Türkiye'nin barış diplomasisinde yükselen rolü

3 Kasım 2025 tarihinde İstanbul'da gerçekleştirilen çok taraflı toplantı, Gazze'deki trajedinin sona erdirilmesi ve bölgesel barışın yeniden inşası sürecinde dönüm noktası niteliğinde bir girişim olarak tarihe geçmiştir. Türkiye'nin ev sahipliğinde düzenlenen bu buluşmada Endonezya, Katar, Suudi Arabistan, Birleşik Arap Emirlikleri, Ürdün ve Pakistan'ın katılımıyla "Uluslararası İstikrar Gücü"nün kurulması fikri masaya yatırılmış, ateşkesin güçlendirilmesi ve uluslararası hukukun ihlallerine karşı kolektif sorumluluk mekanizmalarının işletilmesi yönünde önemli adımlar atıldı.

Gazze'de yaşananlar, yalnızca bölgesel bir çatışma değil, insanlığın vicdanında derin bir kırılmayı temsil etmektedir. İsrail'in defalarca yinelenen ateşkes taahhütlerini ihlal etmesi, sivilleri hedef alan saldırılarını sürdürmesi, ve uluslararası hukukun temel normlarını sistematik biçimde çiğnemesi, uluslararası düzenin meşruiyet krizini görünür kılmıştır.

GAZZE KRİZİ VE ULUSLARARASI HUKUKUN AŞINMASI

Modern uluslararası hukukta sivillerin korunması, savaş suçlarının cezalandırılması ve orantısız güç kullanımının yasaklanması ilkeleri, Gazze'de yaşanan trajedide ciddi bir testten geçmektedir. Bu bağlamda, İstanbul toplantısında öne çıkan diplomatik refleks, sadece siyasi değil, aynı zamanda ahlaki bir karşı duruşun da tezahürüdür.

Türkiye, bu süreçte yalnızca bir ev sahibi değil, etkin bir aktör olarak ortaya çıkmıştır. Cumhurbaşkanı düzeyinde yürütülen diplomatik girişimler; Dışişleri Bakanlığı, TİKA, AFAD ve Kızılay gibi kurumların koordinasyonuyla birleştiğinde, Ankara'nın Gazze'deki insani ve diplomatik çabaların merkezi haline gelmesini sağlamıştır.

GAZZE İÇİN UMUT MASASI KURULDU

Türkiye'nin barış diplomasisinde sergilediği bu çok boyutlu yaklaşım, klasik arabuluculuk anlayışının ötesine geçerek "vicdani diplomasi" olarak nitelendirilebilecek yeni bir paradigmanın habercisidir. Bu paradigma, gücün değil adaletin, çıkarın değil sorumluluğun önceliklendirildiği bir dış politika anlayışını yansıtmaktadır.

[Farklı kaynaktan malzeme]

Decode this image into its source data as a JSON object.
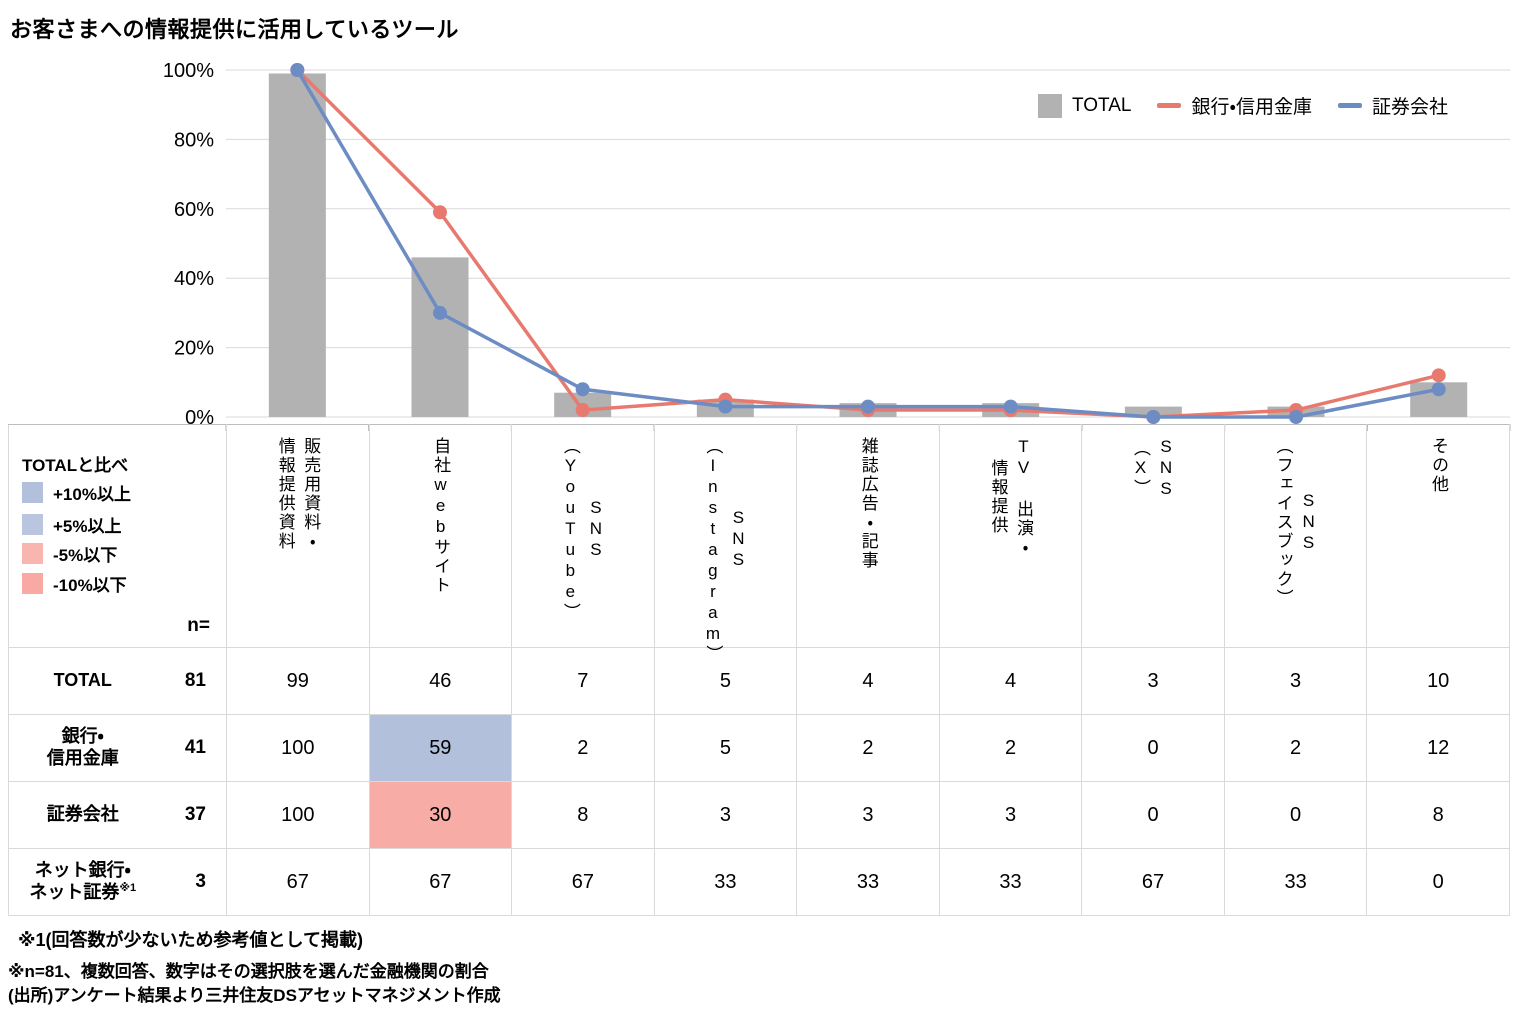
{
  "title": "お客さまへの情報提供に活用しているツール",
  "chart_data": {
    "type": "bar+line",
    "categories": [
      "販売用資料・\n情報提供資料",
      "自社webサイト",
      "SNS\n（YouTube）",
      "SNS\n（Instagram）",
      "雑誌広告・記事",
      "TV 出演・\n情報提供",
      "SNS\n（X）",
      "SNS\n（フェイスブック）",
      "その他"
    ],
    "series": [
      {
        "name": "TOTAL",
        "type": "bar",
        "color": "#b2b2b2",
        "values": [
          99,
          46,
          7,
          5,
          4,
          4,
          3,
          3,
          10
        ]
      },
      {
        "name": "銀行・信用金庫",
        "type": "line",
        "color": "#e8796f",
        "values": [
          100,
          59,
          2,
          5,
          2,
          2,
          0,
          2,
          12
        ]
      },
      {
        "name": "証券会社",
        "type": "line",
        "color": "#6d8cc3",
        "values": [
          100,
          30,
          8,
          3,
          3,
          3,
          0,
          0,
          8
        ]
      }
    ],
    "ylim": [
      0,
      100
    ],
    "yticks": [
      "0%",
      "20%",
      "40%",
      "60%",
      "80%",
      "100%"
    ],
    "grid": true,
    "grid_color": "#d9d9d9",
    "legend_position": "top-right"
  },
  "compare_legend": {
    "title": "TOTALと比べ",
    "items": [
      {
        "label": "+10%以上",
        "color": "#b2c0db"
      },
      {
        "label": "+5%以上",
        "color": "#bac6e0"
      },
      {
        "label": "-5%以下",
        "color": "#f9b6b1"
      },
      {
        "label": "-10%以下",
        "color": "#f8a9a3"
      }
    ],
    "n_label": "n="
  },
  "table": {
    "columns": [
      "販売用資料・\n情報提供資料",
      "自社webサイト",
      "SNS\n（YouTube）",
      "SNS\n（Instagram）",
      "雑誌広告・記事",
      "TV 出演・\n情報提供",
      "SNS\n（X）",
      "SNS\n（フェイスブック）",
      "その他"
    ],
    "rows": [
      {
        "label": "TOTAL",
        "n": 81,
        "values": [
          99,
          46,
          7,
          5,
          4,
          4,
          3,
          3,
          10
        ],
        "highlights": {}
      },
      {
        "label": "銀行・\n信用金庫",
        "n": 41,
        "values": [
          100,
          59,
          2,
          5,
          2,
          2,
          0,
          2,
          12
        ],
        "highlights": {
          "1": "#b2c0db"
        }
      },
      {
        "label": "証券会社",
        "n": 37,
        "values": [
          100,
          30,
          8,
          3,
          3,
          3,
          0,
          0,
          8
        ],
        "highlights": {
          "1": "#f8aca6"
        }
      },
      {
        "label": "ネット銀行・\nネット証券",
        "suffix": "※1",
        "n": 3,
        "values": [
          67,
          67,
          67,
          33,
          33,
          33,
          67,
          33,
          0
        ],
        "highlights": {}
      }
    ]
  },
  "footnotes": [
    "※1(回答数が少ないため参考値として掲載)",
    "※n=81、複数回答、数字はその選択肢を選んだ金融機関の割合",
    "(出所)アンケート結果より三井住友DSアセットマネジメント作成"
  ]
}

Toplantıda ele alınan "Uluslararası İstikrar Gücü" önerisi, yalnızca güvenlik odaklı bir müdahale planı değildir. Bu fikir, adaletin yeniden tesisini merkeze alan normatif bir çerçeveye dayanmaktadır. Gazze'nin yeniden inşası, fiziki altyapının onarılmasının ötesinde, adaletin ve güvenin yeniden inşası anlamına gelmektedir.

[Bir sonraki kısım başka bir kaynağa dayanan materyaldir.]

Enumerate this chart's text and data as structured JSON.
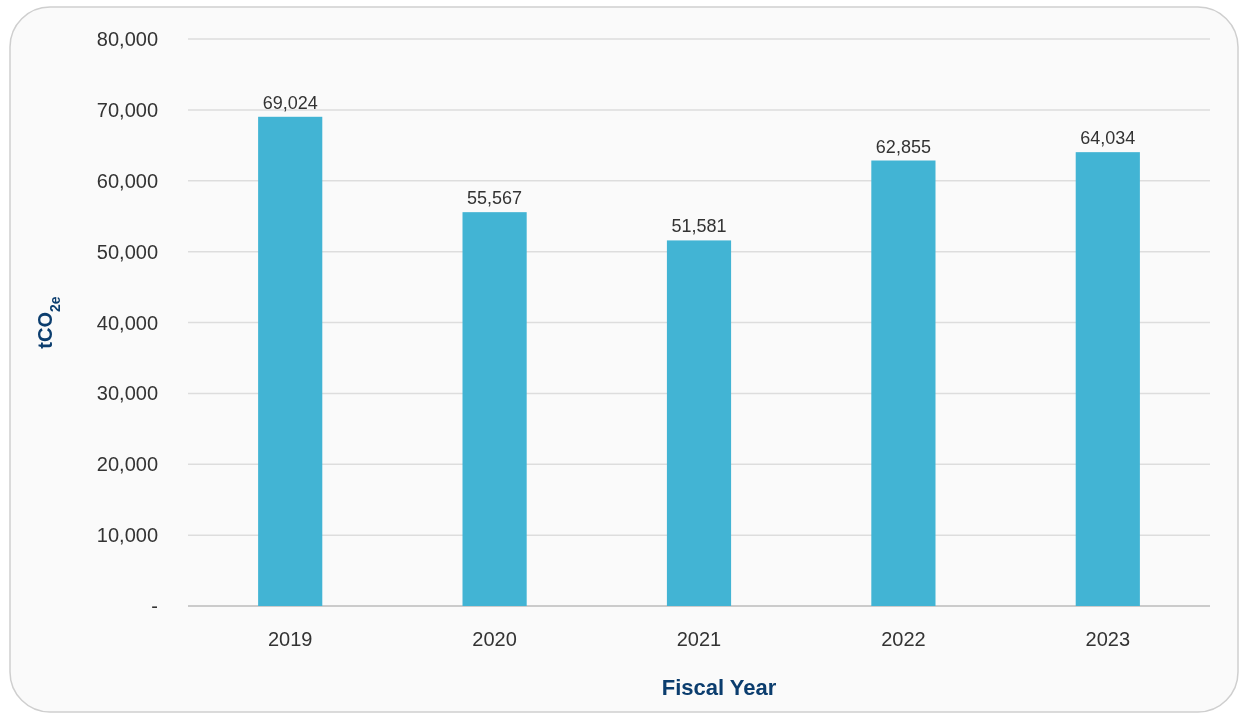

Türkiye'nin önerisinin dikkat çekici yönü, bu süreci Batı merkezli değil, İslam dünyasının ortak iradesiyle şekillendirmeyi amaçlamasıdır. Bu durum, Soğuk Savaş sonrası dönemin tek kutuplu güvenlik anlayışına alternatif bir modelin doğuşuna işaret etmektedir.